Once the squeeze her into a sausage casing, rat her hair into a birds nest and smudge some charcoal under her eyes, she is all set to go.  “Let’s make some magic” she tells the photographer.  No Alex, that is the Photoshop and airbrush team that will make the magic.

Alex decides to channel ballet’s Swan Lake – not the ugly one but the pretty one – as her motivation for the shoot.  Not sure what effed up kind of ballet SHE watches, but I’ve never seen anything that looked like THAT!  When she is done, she tucks as much of her big, ratted hair in as she can and hikes on up town for Ramona’s big night.

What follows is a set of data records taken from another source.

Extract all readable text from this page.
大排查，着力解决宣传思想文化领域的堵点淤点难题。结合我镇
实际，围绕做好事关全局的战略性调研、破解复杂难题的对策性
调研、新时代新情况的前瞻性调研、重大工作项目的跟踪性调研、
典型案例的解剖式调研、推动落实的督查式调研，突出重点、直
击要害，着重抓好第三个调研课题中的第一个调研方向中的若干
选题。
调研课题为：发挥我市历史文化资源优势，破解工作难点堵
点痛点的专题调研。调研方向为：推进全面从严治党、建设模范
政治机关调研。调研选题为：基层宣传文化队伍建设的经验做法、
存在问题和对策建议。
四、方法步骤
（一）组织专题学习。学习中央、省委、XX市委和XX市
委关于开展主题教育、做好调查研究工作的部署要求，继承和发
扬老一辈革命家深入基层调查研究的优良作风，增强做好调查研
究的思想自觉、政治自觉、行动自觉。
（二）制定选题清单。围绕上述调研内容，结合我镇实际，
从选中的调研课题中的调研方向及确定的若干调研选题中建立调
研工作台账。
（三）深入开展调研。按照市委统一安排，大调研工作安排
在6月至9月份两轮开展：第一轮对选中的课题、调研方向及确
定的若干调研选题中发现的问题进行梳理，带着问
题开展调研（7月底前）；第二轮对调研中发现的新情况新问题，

Immediately the women were talking about Alex’s hair.  ((She just came from a shoot damn it --- stop, stop, stooooooop)).  LuAnn could not attend that night because she was busy with her “kids”.  Or Ross Gellar look-a-like.  She sent her regret the good old fashioned way “dahling”.  Ramona is nervous about giving her speech- she doesn’t know if she is going to throw up before or after, but she is going to purge one way or the other.  She starts reading her speech and Cindy was trying to pay attention but Sonja was translating everything Ramona was saying.  Cindy looked like she was ready to go all NeNe on her ass until Sonja realized her drink was empty and ran off to the bar to get a refill.

Last but not least the girls meet up at Cindy’s place of business ((she removes hair)).  They drink and talk about, uh, landscaping – and not your backyard kind of landscaping.  Do you go all bare or do you prefer a landing strip?  Or maybe you like a big bushy bush.  LuAnn decides to go for it because Ross Gellar would be really uber excited about THAT.

Did anyone even notice that Jill was absent?  She was in Australia hanging with the kangaroos.